3. Automation - I can have a script check PRs for me. This reduces context switching and enables greater focus and productivity.

2 comments

Speed and overhead are both areas that should get a lot more focus nowadays; the Github desktop app along with a ton of other applications are Electron / webapps, each one adding a number of always-active processes, complex and expensive rendering, script execution, and a ton of memory usage, which do add up over time. I mean a lot of developers will have two or three Electron apps open right now; Slack and / or Discord, VS Code, Notion, and a bunch more in their browser of choice.
1. Can be addressed by using a GUI which is not on the internet, for example SourceTree, the git interface in IntelliJ, probably many more.

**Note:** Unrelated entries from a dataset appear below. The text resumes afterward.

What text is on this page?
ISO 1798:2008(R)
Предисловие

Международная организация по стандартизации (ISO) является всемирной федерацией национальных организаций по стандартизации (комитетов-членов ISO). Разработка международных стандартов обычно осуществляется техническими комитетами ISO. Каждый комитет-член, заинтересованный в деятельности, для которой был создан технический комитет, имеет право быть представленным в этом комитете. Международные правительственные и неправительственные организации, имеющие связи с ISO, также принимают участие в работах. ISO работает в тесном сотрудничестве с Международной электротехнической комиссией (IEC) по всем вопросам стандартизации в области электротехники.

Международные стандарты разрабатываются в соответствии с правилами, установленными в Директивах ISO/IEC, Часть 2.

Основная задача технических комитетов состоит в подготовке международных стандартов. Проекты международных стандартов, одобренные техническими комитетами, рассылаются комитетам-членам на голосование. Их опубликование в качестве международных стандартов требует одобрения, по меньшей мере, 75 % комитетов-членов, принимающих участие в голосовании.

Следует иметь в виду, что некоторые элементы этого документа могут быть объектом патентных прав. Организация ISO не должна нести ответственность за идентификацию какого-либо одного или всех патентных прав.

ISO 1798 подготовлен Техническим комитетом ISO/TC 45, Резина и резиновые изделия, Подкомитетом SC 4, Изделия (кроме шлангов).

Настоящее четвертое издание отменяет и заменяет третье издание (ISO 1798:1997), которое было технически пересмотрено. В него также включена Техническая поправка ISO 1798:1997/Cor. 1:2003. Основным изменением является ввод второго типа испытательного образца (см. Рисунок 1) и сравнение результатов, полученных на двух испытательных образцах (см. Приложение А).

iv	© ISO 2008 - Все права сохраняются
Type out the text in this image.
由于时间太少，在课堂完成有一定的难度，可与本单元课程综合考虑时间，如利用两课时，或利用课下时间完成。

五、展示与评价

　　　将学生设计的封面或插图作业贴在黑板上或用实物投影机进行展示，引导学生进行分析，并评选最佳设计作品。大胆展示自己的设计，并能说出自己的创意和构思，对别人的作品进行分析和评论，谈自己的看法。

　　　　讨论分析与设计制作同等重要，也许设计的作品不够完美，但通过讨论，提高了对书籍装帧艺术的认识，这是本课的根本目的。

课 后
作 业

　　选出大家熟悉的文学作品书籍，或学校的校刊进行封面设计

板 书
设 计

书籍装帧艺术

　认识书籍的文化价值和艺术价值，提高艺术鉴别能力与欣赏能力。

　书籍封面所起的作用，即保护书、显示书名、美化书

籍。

2. Is often unimportant if the GUI tool can make common workflows one or two clicks.

3. Having the CLI tools to automate stuff is great, but is not necessarily the best way to have an interactive session with a repository.

Some of the things I like about graphical interfaces for Git:

- The information density is usually (depending on the program) great - I can see local branches, remote branches, commits and tree diagram for the selected branch, all in less space than a terminal usually takes up.

- A bunch of actions are available by right-clicking on a relevant item, so I don’t have to remember commands and command-line flags etc and I can just get on with things.

- Some actions like “show me the diff between these two commits” are SO much easier that they become a viable way of working.